Bonne Armée 2018

 

Rarement une année (de 8 mois) aura été si mouvementée pour le ministère des Armées. Tout a commencé par un nouveau nom qui semblait annoncer une perte de missions au profit du Quai d’Orsay de Jean-Yves Le Drian, la presse n’hésitant pas à user du mauvais jeu de mot de la « ministre désarmée ». Il était vrai que Sylvie Goulard allait rapidement être remplacée, et que la nouvelle ministre Parly avait tout à prouver.

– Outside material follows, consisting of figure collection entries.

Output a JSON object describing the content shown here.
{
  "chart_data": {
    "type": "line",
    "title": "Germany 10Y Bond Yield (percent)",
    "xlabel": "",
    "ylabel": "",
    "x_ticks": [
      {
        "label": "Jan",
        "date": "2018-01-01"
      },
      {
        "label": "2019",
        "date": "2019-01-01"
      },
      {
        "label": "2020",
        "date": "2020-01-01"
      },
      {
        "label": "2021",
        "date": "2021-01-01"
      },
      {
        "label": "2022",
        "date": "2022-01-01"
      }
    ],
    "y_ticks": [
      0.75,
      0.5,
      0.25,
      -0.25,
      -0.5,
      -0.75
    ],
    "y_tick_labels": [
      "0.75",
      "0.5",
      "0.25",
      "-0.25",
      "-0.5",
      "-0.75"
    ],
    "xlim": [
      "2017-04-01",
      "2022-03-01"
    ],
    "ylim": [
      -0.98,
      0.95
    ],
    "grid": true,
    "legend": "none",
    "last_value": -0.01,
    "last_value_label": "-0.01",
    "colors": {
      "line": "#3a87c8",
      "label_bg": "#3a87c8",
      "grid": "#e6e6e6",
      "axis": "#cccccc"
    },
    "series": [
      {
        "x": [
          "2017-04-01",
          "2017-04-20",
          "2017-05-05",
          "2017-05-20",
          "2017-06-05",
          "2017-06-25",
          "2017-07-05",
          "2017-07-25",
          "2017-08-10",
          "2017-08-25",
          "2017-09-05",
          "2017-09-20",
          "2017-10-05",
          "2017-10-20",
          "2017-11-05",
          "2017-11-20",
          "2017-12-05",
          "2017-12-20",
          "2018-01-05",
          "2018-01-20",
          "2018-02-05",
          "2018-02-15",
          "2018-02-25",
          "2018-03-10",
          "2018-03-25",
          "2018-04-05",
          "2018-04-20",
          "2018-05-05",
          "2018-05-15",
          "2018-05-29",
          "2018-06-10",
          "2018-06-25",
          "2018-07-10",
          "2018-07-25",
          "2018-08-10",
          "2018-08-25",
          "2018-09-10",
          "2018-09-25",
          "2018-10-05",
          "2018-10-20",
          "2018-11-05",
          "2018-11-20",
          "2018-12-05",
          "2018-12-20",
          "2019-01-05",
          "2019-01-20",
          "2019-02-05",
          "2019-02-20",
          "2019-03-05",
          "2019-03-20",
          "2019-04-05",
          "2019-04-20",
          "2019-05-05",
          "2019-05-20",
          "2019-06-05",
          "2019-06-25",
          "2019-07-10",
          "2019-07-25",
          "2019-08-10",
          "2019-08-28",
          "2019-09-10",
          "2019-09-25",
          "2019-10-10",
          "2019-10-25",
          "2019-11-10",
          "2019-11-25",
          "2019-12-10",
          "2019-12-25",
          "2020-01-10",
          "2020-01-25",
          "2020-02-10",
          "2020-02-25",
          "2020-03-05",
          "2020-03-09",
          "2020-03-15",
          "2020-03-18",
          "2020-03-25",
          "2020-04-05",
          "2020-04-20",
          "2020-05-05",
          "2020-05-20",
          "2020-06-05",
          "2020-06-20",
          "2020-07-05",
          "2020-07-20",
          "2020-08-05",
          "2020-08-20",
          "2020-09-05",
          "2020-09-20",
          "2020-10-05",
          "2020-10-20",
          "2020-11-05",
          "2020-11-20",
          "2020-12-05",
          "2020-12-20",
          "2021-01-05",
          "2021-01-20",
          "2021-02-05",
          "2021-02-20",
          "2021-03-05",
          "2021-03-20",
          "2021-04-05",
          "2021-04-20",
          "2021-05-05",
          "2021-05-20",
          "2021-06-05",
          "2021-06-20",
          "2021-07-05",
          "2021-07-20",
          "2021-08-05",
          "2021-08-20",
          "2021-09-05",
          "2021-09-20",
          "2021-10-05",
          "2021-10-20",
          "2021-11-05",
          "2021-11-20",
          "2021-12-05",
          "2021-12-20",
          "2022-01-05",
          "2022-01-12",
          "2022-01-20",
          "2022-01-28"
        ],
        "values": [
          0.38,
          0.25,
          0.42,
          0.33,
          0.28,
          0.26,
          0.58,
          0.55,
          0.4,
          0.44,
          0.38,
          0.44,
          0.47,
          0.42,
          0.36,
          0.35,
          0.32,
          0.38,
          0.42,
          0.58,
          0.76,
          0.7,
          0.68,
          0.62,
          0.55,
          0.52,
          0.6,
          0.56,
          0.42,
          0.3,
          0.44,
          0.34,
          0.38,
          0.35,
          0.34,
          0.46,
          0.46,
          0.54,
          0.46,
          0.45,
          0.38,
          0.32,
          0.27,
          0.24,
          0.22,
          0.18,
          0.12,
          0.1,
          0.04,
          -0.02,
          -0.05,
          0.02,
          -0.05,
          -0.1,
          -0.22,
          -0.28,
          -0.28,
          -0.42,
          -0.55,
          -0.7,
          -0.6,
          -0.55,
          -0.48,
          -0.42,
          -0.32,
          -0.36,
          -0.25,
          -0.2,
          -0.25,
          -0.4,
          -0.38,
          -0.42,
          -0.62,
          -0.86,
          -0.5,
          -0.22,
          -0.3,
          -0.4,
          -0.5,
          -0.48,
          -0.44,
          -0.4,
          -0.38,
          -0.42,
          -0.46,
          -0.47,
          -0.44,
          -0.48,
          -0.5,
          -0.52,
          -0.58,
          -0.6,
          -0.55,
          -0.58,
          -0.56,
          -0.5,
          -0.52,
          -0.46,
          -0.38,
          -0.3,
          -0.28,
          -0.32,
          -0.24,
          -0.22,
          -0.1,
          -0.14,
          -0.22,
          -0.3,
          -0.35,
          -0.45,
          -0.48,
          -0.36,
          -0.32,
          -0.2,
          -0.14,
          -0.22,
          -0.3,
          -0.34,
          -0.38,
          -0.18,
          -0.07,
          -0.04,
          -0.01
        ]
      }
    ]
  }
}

Quel pire contexte pour faire ses premiers pas ! Il fallait savoir composer avec un ministre sortant expérimenté et apprécié, désormais très influent à la tête Affaires étrangères, avec un président de la République véritable chef des Armées, avec un budget trop bancal et trop léger, et avec un grand général, chef d’État-Major des armées (CEMA), qui s’affichait en désaccord avec ces deux derniers. Il fallait se battre avec Bercy pour quelques centaines millions cruciaux, et s’entendre avec un nouveau CEMA, le général Lecointre et un nouveau délégué général pour l’armement, Joël Barre. Enfin, il fallait gérer les opérations extérieures de la France, au Sahel et au Levant, tout en travaillant rigoureusement sur les dernières problématiques militaires : Europe de la défense, réserve nationale, budget de l’OTAN, etc.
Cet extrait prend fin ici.